A significant goal of most system and process upgrades should be to improve revenue per employee because that’s what it will take to compete successfully at $50 million and beyond. In our CRM example, you may add an FTE to get the most out of your new customer management system, but the improved efficiency and better process adherence of the sales team should lead to improved sales and less churn.

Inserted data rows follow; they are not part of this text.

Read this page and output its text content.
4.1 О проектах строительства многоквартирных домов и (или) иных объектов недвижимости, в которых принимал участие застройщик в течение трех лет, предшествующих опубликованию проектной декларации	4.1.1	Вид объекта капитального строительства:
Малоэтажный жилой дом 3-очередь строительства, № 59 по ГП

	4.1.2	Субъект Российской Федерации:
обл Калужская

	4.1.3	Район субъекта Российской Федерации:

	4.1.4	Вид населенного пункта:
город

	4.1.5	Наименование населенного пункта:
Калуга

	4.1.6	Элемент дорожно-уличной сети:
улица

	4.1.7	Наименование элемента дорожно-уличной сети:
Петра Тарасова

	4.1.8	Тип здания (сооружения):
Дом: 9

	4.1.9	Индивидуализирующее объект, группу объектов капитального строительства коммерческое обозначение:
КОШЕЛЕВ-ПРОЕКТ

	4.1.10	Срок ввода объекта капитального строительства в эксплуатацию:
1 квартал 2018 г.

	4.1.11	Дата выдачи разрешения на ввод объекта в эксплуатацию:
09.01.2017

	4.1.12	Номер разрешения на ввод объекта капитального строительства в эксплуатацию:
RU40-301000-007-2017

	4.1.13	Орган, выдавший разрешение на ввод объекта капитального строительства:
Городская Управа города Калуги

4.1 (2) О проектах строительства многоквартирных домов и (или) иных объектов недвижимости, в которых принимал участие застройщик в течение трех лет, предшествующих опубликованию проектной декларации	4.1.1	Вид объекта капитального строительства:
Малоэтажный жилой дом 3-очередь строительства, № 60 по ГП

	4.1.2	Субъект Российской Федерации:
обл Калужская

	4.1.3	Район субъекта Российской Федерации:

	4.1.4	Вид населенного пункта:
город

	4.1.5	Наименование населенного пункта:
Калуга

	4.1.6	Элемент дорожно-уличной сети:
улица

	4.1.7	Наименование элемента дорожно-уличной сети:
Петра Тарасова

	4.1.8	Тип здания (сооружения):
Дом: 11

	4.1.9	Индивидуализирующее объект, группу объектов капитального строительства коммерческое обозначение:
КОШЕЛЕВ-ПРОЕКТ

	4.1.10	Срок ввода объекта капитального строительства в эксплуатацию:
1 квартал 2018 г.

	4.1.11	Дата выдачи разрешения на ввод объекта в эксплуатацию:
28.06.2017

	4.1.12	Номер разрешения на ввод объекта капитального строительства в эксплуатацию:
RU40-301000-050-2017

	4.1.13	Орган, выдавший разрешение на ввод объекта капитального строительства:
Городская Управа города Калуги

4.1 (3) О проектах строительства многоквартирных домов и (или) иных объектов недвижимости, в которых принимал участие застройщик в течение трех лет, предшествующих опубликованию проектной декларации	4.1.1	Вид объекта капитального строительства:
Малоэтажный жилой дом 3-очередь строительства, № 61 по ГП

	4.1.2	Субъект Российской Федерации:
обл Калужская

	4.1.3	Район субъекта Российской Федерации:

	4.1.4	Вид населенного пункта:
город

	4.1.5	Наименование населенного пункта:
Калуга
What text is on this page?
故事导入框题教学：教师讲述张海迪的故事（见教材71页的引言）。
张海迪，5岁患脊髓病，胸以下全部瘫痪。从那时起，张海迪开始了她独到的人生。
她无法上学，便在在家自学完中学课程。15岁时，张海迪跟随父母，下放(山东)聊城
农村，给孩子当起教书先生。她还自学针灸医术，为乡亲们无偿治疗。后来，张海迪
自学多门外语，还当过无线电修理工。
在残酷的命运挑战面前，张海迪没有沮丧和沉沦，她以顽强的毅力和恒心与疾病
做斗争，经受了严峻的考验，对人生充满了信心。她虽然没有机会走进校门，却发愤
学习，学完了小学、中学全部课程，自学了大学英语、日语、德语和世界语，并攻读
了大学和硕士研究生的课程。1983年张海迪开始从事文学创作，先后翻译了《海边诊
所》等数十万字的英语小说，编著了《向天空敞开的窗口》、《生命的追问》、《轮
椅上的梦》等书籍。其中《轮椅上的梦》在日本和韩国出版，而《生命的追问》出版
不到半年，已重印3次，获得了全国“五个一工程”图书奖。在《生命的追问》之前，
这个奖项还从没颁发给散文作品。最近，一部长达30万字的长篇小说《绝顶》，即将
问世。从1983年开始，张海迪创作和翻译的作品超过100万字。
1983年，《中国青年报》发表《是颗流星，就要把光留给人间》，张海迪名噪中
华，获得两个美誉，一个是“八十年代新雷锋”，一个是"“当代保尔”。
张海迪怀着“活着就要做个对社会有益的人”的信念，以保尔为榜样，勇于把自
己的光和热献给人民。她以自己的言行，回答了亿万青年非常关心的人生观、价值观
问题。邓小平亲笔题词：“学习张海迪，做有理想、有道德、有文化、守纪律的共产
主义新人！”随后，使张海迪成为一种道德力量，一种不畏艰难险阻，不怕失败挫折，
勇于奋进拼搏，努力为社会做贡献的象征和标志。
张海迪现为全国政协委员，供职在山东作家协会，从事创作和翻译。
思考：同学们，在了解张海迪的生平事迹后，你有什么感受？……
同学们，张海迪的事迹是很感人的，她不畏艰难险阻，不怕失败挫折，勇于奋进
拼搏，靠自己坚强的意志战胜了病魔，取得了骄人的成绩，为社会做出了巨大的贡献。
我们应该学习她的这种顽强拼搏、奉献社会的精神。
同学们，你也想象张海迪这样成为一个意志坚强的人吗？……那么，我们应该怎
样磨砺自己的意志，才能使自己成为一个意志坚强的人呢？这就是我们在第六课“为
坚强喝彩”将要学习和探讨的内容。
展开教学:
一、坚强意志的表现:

More importantly, if a company with $1 billion in revenue decides it needs better inventory management software, it can throw five people and a consultant at the job of determining requirements and ultimately which system it should use. Meanwhile, at the $10 million company, it’ll be a couple of existing employees who take on the project alongside their regular duties. So, in this series, we’ll avoid recommending million-dollar projects that take six months and a dedicated team to implement and even longer to show a positive ROI.

Keeping It Real

Finally, we’ll avoid recommending technologies that haven’t been deeply integrated into systems. There’s a lot of talk about newer technologies like IoT, blockchain, and artificial intelligence. All are interesting technologies with good application in business — but it’s the application that truly counts. If you found a great supply chain management system that met your needs and was affordable, would it really matter whether it used blockchain? We don’t think so. That’s not to say blockchain won’t someday greatly benefit supply chains; the current NFT craze and digital currency interest are demonstrating blockchain’s utility for tracking, buying, and selling items of value. If you choose the right tech partner, though, those benefits will come. It’s the rare case that companies in the $10 million to $50 million range are wise to adopt bleeding-edge technologies. Fortune 500 firms have a hard enough time harnessing speculative technology. Let them spend to hone the application while you concentrate on proven systems that scale.

The Bottom Line

At a critical point, companies with around $10 million encounter a need to pause, rethink and gear up for the next long hike of growth — if they indeed accept the invitation to make that hike. If you’re feeling that need for growth pause coming on, we hope you’ll embrace it. We further hope that our series will help you map out your route to $50 million and beyond.